Experimentally assessing the uncertainty of forecasts of geological carbon storage

Abstract

Geological storage of carbon dioxide is a cornerstone in almost every realistic emissions reduction scenario outlined by the Intergovernmental Panel on Climate Change. Our ability to accurately forecast storage efficacy is, however, mostly unknown due to the long timescales involved (hundreds to thousands of years). To study perceived forecast accuracy, we designed a double-blind forecasting study. As ground truth, we constructed a laboratory-scale carbon storage operation, retaining the essential physical processes active on the field scale, within a time span of five days. Separately, academic groups with experience in carbon storage research were invited to forecast key carbon storage efficacy metrics. The participating groups submitted forecasts in two stages: First independently without any cross-group interaction, then finally after workshops designed to share and assimilate understanding between the forecast groups. Their confidence in reported forecasts was monitored throughout the forecasting study. Our results show that participating groups provided forecasts that appear bias-free with respect to carbon storage as a technology, yet the forecast intervals are too narrow to capture the ground truth (overconfidence bias).
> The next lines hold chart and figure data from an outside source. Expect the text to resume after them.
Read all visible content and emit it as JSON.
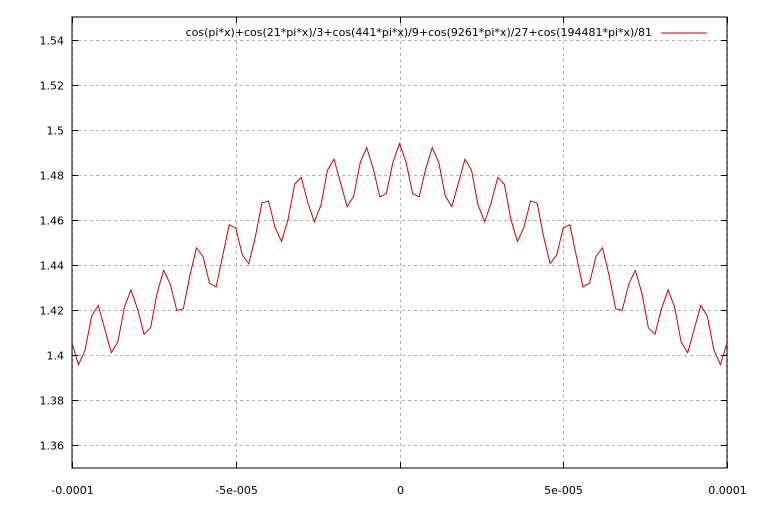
{
  "chart_data": {
    "type": "line",
    "title": "",
    "xlabel": "",
    "ylabel": "",
    "xlim": [
      -0.0001,
      0.0001
    ],
    "ylim": [
      1.35,
      1.55
    ],
    "x_ticks": [
      -0.0001,
      -5e-05,
      0,
      5e-05,
      0.0001
    ],
    "x_tick_labels": [
      "-0.0001",
      "-5e-005",
      "0",
      "5e-005",
      "0.0001"
    ],
    "y_ticks": [
      1.36,
      1.38,
      1.4,
      1.42,
      1.44,
      1.46,
      1.48,
      1.5,
      1.52,
      1.54
    ],
    "y_tick_labels": [
      "1.36",
      "1.38",
      "1.4",
      "1.42",
      "1.44",
      "1.46",
      "1.48",
      "1.5",
      "1.52",
      "1.54"
    ],
    "grid": true,
    "legend_position": "top-right",
    "series": [
      {
        "name": "cos(pi*x)+cos(21*pi*x)/3+cos(441*pi*x)/9+cos(9261*pi*x)/27+cos(194481*pi*x)/81",
        "color": "#cc0000",
        "function": "cos(pi*x)+cos(21*pi*x)/3+cos(441*pi*x)/9+cos(9261*pi*x)/27+cos(194481*pi*x)/81",
        "samples": 101
      }
    ]
  }
}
When asked to qualitatively self-assess their forecast uncertainty (and later when asked to provide an external assessment of other forecast groups), the assessment of the participants indicated an understanding that the forecast intervals (both their own and those of others) were too narrow. However, the participants did not display an understanding of how poorly the forecast intervals calibrated to the ground truth. The quantitative uncertainty assessments contrast the qualitative comments supplied by the participants, which indicate an acute awareness of the challenges associated with assessing the uncertainty of forecasts for complex systems such as the geological storage of carbon dioxide.